Derived Data Capstone: Caches, Indexes, Features, RAG, and Correctness
Modern applications compose specialized systems. The design problem is not choosing one perfect database; it is keeping derived state useful, explainable, and repairable.
Every cache, index, materialized view, embedding table, feature table, and model artifact is derived data unless it is the system of record. Treat it as rebuildable or prove why it is authoritative.
Unbundling the database
No single system is best at every access pattern. A relational database may own transactional truth. Redis may serve hot reads. Elasticsearch may serve text search. A vector index may serve semantic retrieval. A warehouse may serve analytics. A feature store may serve online model inputs. These are not separate truths. They are derived views optimized for different questions.
The architecture succeeds when each derived view has a clear source, update path, lag metric, schema contract, and rebuild path. It fails when copies become mysterious: nobody knows why the search index differs from the database, which embedding model produced a vector, or whether a feature value was computed before or after the label.
RAG as a data-intensive application
A RAG pipeline is a perfect capstone. Documents arrive as messy source data. They are parsed, chunked, enriched, embedded, indexed, searched, reranked, and cited. Each stage produces derived data. The vector index is not truth; it is a lossy, approximate access path over document versions.
The design questions follow the whole track. Encoding: what is the document schema and chunk schema? Storage: where is the source of record? Partitioning: how are tenants and corpora isolated? Replication: where are indexes served? Streaming: are updates CDC-driven or batch rebuilt? Consistency: after document deletion, how quickly must retrieval stop returning it? Observability: can an answer cite the exact document version and embedding model?

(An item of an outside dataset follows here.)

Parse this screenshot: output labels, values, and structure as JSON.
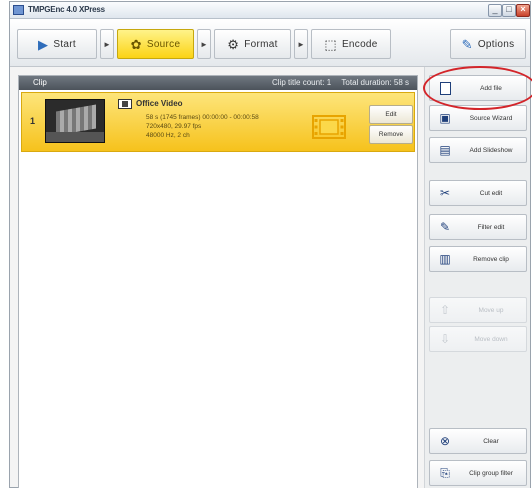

Correctness, integrity, and privacy
Derived data creates correctness obligations. If a user deletes data, every derived copy must be deleted or made unreachable. If a feature is used for training, its event-time computation must avoid label leakage. If a cache is stale, the product must tolerate it. If a materialized view is wrong, the system must detect and rebuild it.
Privacy is not a side note. Data lineage is security infrastructure: you cannot honor deletion, retention, access control, or audit requirements if you do not know where data flowed. The same lineage that debugs ML regressions also tells you which derived views contain sensitive records.
The final rule: every derived view needs one of three stories: it is synchronously maintained under a strong invariant; it is asynchronously maintained with known lag and idempotent updates; or it is periodically recomputed and verified from the source of truth.
Trade-offs
| Choice | Buys | Costs |
|---|---|---|
| Synchronous derived update | Fresh and invariant-friendly | Slower writes and cross-system coupling |
| Async CDC update | Decoupled and scalable | Lag, duplicates, and replay handling required |
| Periodic batch rebuild | Simple correctness reset and reproducibility | Stale between runs and expensive at scale |
| Approximate index | Fast semantic/search access | Recall/precision trade-offs and harder correctness semantics |
You should be able to name the contract this mechanism offers, the workload or invariant that justifies it, and the bill it sends somewhere else: read latency, write latency, storage, availability, freshness, or operational complexity.
When derived data becomes untraceable, the system loses the ability to answer the most important questions: why did the user see this, what source produced it, can we delete it, and can we rebuild it correctly?
Design prompts
- Design a RAG ingestion pipeline with source-of-truth, derived views, lag metrics, and deletion handling.
- Which derived states in a recommendation system can be stale? Which cannot?
- How would you verify that an online feature store matches offline training features?